Our review has some limitations. The first one may be the potential incompleteness of the evidence reviewed, a common concern for any systematic reviews. The second one may be that we have not contacted with relevant authors to identify unpublished or ongoing studies. Thus, publication bias might have existed in the included studies and the effect sizes of qigong might have been overestimated since positive trials are more likely to be published than negative trials. In addition, we could not examine the effects of dosage and intensity of qigong and also could not differentiate the effects of dynamic and static qigong on depressive symptoms due to the limited number of the included studies. Moreover, we could not examine the effects of qigong on other outcomes such as quality of life for patients with mental health problems due to that the focus of the current systematic review was on depressive and anxiety symptoms. These issues should be addressed in future studies.

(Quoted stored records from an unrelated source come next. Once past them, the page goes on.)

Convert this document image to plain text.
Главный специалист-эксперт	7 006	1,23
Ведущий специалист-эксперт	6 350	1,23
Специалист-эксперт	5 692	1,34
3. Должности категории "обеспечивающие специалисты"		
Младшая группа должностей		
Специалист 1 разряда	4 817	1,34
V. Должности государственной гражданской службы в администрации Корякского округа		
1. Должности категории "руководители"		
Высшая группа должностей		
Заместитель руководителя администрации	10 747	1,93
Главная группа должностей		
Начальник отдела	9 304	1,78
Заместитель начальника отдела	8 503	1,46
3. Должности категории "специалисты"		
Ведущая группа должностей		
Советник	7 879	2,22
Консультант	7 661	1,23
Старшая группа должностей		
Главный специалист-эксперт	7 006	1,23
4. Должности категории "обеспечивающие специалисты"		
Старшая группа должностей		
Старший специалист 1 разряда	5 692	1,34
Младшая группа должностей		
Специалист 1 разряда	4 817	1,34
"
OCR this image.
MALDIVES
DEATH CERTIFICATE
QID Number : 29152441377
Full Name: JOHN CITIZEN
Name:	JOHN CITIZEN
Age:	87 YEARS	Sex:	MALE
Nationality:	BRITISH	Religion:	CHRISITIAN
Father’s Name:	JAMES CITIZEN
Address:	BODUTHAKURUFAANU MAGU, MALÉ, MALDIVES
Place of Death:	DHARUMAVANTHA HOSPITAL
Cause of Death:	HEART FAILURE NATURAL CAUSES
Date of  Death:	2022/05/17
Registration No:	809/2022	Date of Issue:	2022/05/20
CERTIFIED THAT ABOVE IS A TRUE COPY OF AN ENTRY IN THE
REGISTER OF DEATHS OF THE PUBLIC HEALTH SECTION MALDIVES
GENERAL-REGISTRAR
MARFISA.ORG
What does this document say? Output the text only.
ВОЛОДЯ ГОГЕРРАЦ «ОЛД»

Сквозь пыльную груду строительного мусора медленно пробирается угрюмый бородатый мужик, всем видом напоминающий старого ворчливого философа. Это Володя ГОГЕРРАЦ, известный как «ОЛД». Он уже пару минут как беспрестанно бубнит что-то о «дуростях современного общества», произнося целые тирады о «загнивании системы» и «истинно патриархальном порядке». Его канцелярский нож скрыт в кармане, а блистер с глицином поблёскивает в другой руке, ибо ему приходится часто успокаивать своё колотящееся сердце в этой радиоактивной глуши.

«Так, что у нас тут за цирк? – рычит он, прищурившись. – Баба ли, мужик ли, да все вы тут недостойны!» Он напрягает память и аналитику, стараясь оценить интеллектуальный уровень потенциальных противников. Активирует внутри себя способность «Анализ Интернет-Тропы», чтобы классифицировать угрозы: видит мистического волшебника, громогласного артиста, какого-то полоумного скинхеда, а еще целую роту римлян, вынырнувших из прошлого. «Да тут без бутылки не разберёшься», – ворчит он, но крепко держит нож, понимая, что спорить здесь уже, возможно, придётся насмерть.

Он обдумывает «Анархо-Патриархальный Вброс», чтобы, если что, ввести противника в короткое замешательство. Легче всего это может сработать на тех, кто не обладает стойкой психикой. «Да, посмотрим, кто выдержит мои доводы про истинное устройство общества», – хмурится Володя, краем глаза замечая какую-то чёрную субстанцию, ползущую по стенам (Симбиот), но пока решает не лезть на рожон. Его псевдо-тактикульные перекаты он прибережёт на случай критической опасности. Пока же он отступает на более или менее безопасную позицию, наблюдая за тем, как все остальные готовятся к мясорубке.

To summarize, this review shows that there is only preliminary evidence that qigong may be potentially beneficial for management of depressive symptoms. However, the results should be interpreted with caution due to limited number of studies and associated methodological weaknesses. The results of this review may not be applicable to patients with primary depression since most of the included studies were conducted among patients with secondary depression, minor depression, or elevated depressive symptoms. The results may also not be applicable to patients with depression secondary to adverse life events since most of the included studies were conducted among patients with chronic illnesses. The results may not be generalized to young adults with mental health problems since few studies were conducted particularly among this group of clients. Moreover, it seems that qigong is ineffective in relieving depressive symptoms for patients with severe physical problems such as cancer and Parkinson’s disease. This review cannot make any recommendations of the effectiveness and the dosage of qigong for patients with depression. Particularly, it should be cautious to recommend qigong to young adults who fulfill diagnostic criteria for major depression or other mental disorders. Further rigorously designed RCTs adhering to accepted standards of trial methodology are required to determine more accurately the efficacy and effectiveness of qigong and its long-term effect on depressive symptoms. Particular attention should be paid to how to optimize recruitment and how to motivate relevant patients to take part in the studies.
Conflict of Interests
The authors have no conflict of interests to disclose.
This research was partly funded by the Hospital Authority of Hong Kong (HA105/48 PT5). The authors would like to thank Dr. Vivian Taam Wong and Dr. Eric Ziea for their support and Ms. Jessie Chan for conducting the literature searches.